Oct. 3, 2011
Awarded to Bruce A. Beutler, Jules A. Hoffmann, and Ralph M. Steinman for their discoveries related to how the immune system is activated to defend against invaders.
Beutler and Hoffmann discovered receptor proteins that can recognize bacteria and other microorganisms and activate innate immunity, the first step in the body's immune response. Steinman discovered the dendritic cells of the immune system and their unique capacity to activate and regulate adaptive immunity, the later stage of the immune response during which microorganisms are cleared from the body, as well as the stage where the immune system develops a "memory" against subsequent infections. Taken together, their insights have shown some of the key activating principles for the stages of immune response, and also mechanisms for disease treatment and prevention.
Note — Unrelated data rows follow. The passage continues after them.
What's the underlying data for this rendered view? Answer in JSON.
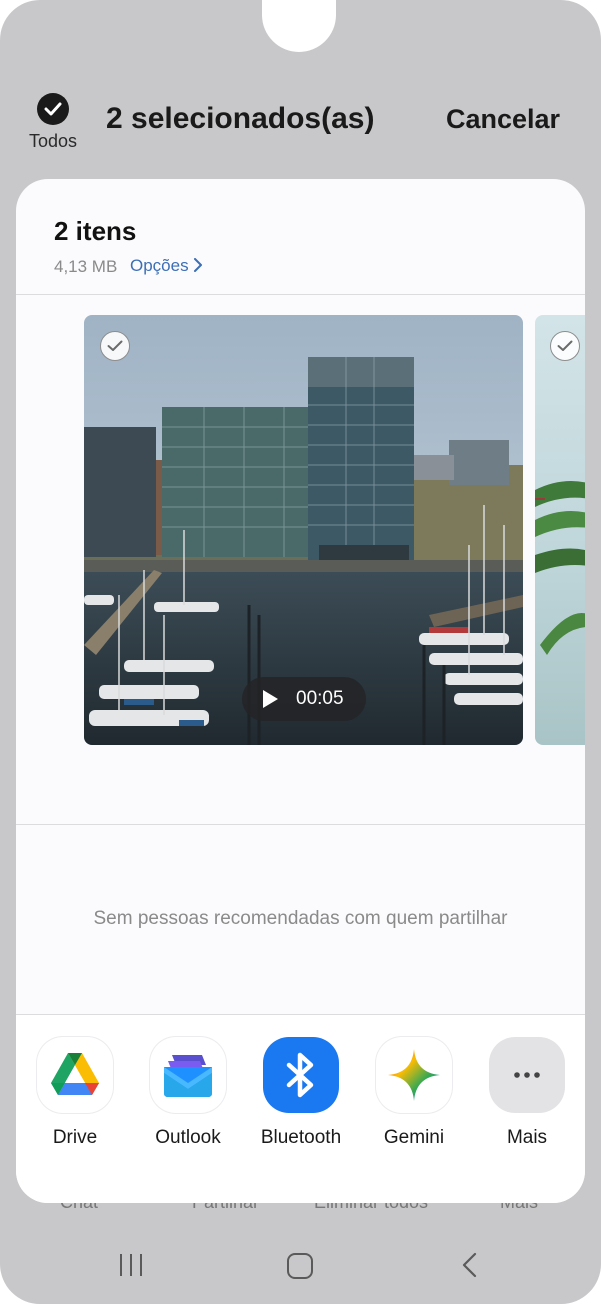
{
  "header": {
    "select_all_label": "Todos",
    "title": "2 selecionados(as)",
    "cancel_label": "Cancelar"
  },
  "sheet": {
    "title": "2 itens",
    "size": "4,13 MB",
    "options_label": "Opções",
    "video_duration": "00:05",
    "no_people_text": "Sem pessoas recomendadas com quem partilhar"
  },
  "apps": [
    {
      "label": "Drive",
      "icon": "drive-icon"
    },
    {
      "label": "Outlook",
      "icon": "outlook-icon"
    },
    {
      "label": "Bluetooth",
      "icon": "bluetooth-icon"
    },
    {
      "label": "Gemini",
      "icon": "gemini-icon"
    },
    {
      "label": "Mais",
      "icon": "more-icon"
    }
  ],
  "bottom_actions": [
    "Chat",
    "Partilhar",
    "Eliminar todos",
    "Mais"
  ],
  "colors": {
    "background": "#c8c8ca",
    "sheet": "#fbfbfd",
    "accent_link": "#3c6fb6",
    "bluetooth": "#1a78f0"
  }
}
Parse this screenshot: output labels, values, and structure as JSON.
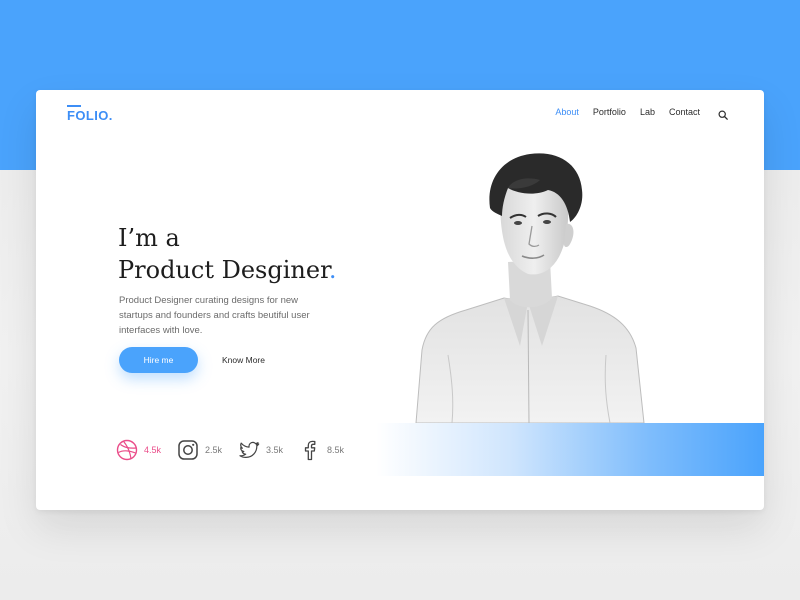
{
  "header": {
    "logo_text": "FOLIO.",
    "nav": [
      {
        "label": "About",
        "active": true
      },
      {
        "label": "Portfolio",
        "active": false
      },
      {
        "label": "Lab",
        "active": false
      },
      {
        "label": "Contact",
        "active": false
      }
    ],
    "search_icon": "search-icon"
  },
  "hero": {
    "line1": "I’m a",
    "line2": "Product Desginer",
    "dot": ".",
    "description": "Product Designer curating designs for new startups and founders and crafts beutiful user interfaces with love.",
    "primary_button": "Hire me",
    "secondary_button": "Know More"
  },
  "social": [
    {
      "network": "dribbble",
      "icon": "dribbble-icon",
      "count": "4.5k"
    },
    {
      "network": "instagram",
      "icon": "instagram-icon",
      "count": "2.5k"
    },
    {
      "network": "twitter",
      "icon": "twitter-icon",
      "count": "3.5k"
    },
    {
      "network": "facebook",
      "icon": "facebook-icon",
      "count": "8.5k"
    }
  ],
  "colors": {
    "accent": "#4aa3fc",
    "dribbble": "#ea4c89",
    "text": "#1d1d1d"
  }
}
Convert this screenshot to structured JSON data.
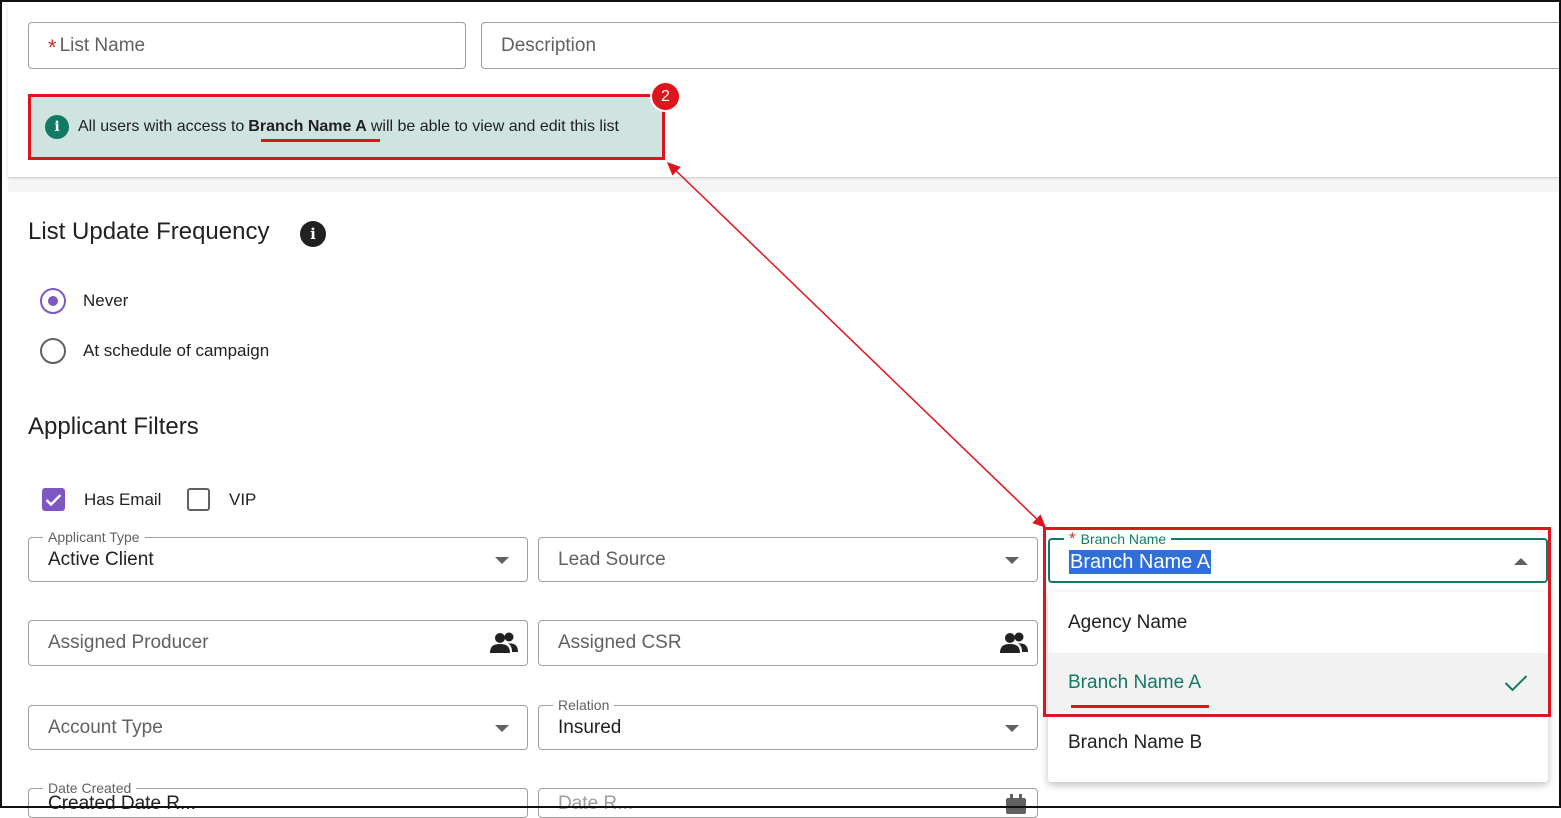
{
  "form": {
    "list_name_placeholder": "List Name",
    "description_placeholder": "Description"
  },
  "banner": {
    "prefix": "All users with access to",
    "branch": "Branch Name A",
    "suffix": "will be able to view and edit this list",
    "icon": "info-icon"
  },
  "annotation": {
    "badge": "2"
  },
  "frequency": {
    "title": "List Update Frequency",
    "options": [
      {
        "label": "Never",
        "checked": true
      },
      {
        "label": "At schedule of campaign",
        "checked": false
      }
    ]
  },
  "filters": {
    "title": "Applicant Filters",
    "has_email_label": "Has Email",
    "vip_label": "VIP",
    "applicant_type": {
      "label": "Applicant Type",
      "value": "Active Client"
    },
    "lead_source_placeholder": "Lead Source",
    "assigned_producer_placeholder": "Assigned Producer",
    "assigned_csr_placeholder": "Assigned CSR",
    "account_type_placeholder": "Account Type",
    "relation": {
      "label": "Relation",
      "value": "Insured"
    },
    "date_created": {
      "label": "Date Created",
      "value": "Created Date R..."
    },
    "date_r_placeholder": "Date R..."
  },
  "branch": {
    "label": "Branch Name",
    "value": "Branch Name A",
    "options": [
      "Agency Name",
      "Branch Name A",
      "Branch Name B"
    ],
    "selected_index": 1
  },
  "colors": {
    "accent_teal": "#117a65",
    "purple": "#7e57c2",
    "annotation_red": "#e0141e",
    "banner_bg": "#cfe4e0"
  }
}
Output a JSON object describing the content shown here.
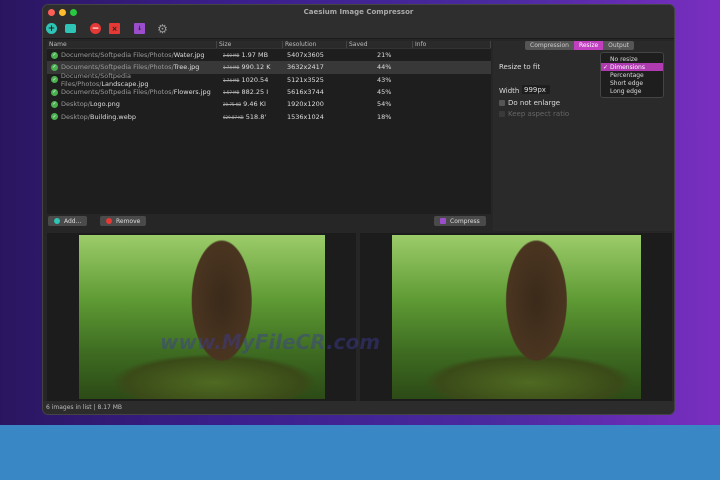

The Nobel prize announcement was bittersweet for the family and friends of Ralph Steinman. Steinman died just days before the Nobel committee's announcement that he had won. He succumbed to pancreatic cancer, which he had battled for several years, including using the knowledge gained from his Nobel award-winning research. Steinman was honored at a ceremony at Rockefeller University on Monday. Although the Nobel prize is not typically awarded posthumously, the Nobel committee has announced that Dr. Steinman's selection will stand since the committee did not learn of his death until after it had reached its decision.